Pour Renan, les conditions indispensables résident dans la notion d’âme et de principe spirituel. A ses yeux, l’âme est ce « riche legs de souvenir ». La fierté des sacrifices de nos ancêtres qui font ce que nous sommes. Il faut ajouter à cette dimension passée celle, présente, « du principe spirituel ». Celui-ci se symbolise par la volonté de vivre ensemble, de continuer à faire valoir les héritages du passé.
La Corse a connu ses héros : D’Ugo Colonna à Vincetello D’Istria, en passant par Sampieru Corsu, Pasquale Paoli, Napoléon Ier, Danielle Casanova, les combattants anonymes de la liberté, les goumiers marocains de Teghjime et bien d’autres. N’oublions surtout pas nos ancêtres, ces héros ayant lutté pour la liberté, tombant à Ponte Novu et ailleurs en Corse, se sacrifiant loin de leur ile comme aux chemins des dames où à Verdun… Observons l’héritage qu’ils ont laissé. La constitution de 1755 en est le plus bel exemple, elle qui a inspiré celle des États-Unis d’Amérique ou de la France, qui a octroyé le droit de vote aux femmes, instauré un gouvernement moderne, offert son indépendance à la Corse et qui, indéniablement, a démontré l’existence du peuple corse. Deux éléments prouvant, si besoin était, que la nation corse existe bel et bien.

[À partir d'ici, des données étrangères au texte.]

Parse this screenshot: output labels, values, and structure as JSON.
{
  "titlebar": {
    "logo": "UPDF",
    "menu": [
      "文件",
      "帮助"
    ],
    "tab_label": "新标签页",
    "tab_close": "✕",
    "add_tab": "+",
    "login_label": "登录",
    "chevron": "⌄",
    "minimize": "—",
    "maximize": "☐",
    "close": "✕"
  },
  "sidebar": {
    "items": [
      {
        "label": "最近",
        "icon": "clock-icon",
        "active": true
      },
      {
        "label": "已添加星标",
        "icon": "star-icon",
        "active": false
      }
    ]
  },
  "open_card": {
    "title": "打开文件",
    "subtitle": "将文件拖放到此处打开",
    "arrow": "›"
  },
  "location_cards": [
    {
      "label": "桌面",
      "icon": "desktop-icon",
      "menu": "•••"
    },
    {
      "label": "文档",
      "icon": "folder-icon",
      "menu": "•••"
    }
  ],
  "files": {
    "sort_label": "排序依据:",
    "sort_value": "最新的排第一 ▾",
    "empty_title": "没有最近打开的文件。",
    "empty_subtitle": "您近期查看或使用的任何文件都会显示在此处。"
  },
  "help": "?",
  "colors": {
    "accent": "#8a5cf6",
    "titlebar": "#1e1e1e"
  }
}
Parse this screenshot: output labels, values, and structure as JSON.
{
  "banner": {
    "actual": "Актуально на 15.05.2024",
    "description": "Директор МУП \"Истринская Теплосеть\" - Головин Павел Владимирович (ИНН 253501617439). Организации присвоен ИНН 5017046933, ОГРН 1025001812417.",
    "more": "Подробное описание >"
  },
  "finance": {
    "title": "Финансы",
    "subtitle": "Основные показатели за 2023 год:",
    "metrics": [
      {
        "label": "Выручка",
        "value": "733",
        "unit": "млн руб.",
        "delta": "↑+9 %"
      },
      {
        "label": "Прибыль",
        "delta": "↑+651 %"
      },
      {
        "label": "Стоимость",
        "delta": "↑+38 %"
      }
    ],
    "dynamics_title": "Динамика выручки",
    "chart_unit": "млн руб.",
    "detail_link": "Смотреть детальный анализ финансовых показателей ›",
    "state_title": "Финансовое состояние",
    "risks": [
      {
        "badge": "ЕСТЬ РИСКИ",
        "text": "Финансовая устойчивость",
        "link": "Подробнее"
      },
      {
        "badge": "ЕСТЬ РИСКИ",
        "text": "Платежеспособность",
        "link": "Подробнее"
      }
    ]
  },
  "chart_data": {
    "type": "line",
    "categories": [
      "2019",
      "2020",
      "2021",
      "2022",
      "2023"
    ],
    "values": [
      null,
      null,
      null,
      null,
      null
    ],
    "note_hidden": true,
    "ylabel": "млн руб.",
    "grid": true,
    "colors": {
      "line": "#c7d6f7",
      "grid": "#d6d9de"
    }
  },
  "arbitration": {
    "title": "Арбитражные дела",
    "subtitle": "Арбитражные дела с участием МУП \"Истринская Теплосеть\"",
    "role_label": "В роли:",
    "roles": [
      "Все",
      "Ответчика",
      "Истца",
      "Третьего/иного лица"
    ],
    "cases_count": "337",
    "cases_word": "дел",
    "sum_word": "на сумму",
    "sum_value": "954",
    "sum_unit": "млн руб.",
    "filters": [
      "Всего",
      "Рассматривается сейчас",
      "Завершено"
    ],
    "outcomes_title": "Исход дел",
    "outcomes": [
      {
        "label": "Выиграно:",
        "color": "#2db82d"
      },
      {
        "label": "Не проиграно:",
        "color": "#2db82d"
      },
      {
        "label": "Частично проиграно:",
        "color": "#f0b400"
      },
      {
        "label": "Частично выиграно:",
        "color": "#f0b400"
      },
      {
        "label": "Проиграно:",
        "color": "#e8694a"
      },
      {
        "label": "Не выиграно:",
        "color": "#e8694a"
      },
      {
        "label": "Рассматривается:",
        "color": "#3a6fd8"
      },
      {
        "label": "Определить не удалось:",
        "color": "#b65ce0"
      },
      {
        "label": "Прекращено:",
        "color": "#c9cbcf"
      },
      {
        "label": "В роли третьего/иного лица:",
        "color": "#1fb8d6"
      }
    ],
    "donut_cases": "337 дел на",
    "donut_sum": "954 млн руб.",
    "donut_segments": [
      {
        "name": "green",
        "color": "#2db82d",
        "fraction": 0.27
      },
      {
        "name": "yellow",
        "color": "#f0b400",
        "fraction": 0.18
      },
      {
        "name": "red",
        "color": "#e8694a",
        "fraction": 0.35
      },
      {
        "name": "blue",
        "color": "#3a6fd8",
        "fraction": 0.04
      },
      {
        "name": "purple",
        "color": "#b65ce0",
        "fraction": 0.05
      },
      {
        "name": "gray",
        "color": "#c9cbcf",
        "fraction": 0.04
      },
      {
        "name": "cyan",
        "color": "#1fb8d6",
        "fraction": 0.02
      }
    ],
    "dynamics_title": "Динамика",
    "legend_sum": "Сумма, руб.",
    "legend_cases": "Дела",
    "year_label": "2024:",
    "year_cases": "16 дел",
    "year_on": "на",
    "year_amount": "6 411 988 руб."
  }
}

Donc oui, monsieur le premier ministre, le peuple corse – et à travers lui la nation corse – existe, et tant que les Corses continueront de l’entretenir, elle perdurera dans le temps. Ne pas admettre, aujourd’hui, l’existence de la nation corse n’est qu’un pur exercice de mauvaise foi, niant cette réalité : la Corse possède une âme qui, indéniablement, pousse ses enfants à vivre ensemble, à entretenir une identité propre symbole de ce qu’est une nation. Alors vive le peuple corse, et vive la nation !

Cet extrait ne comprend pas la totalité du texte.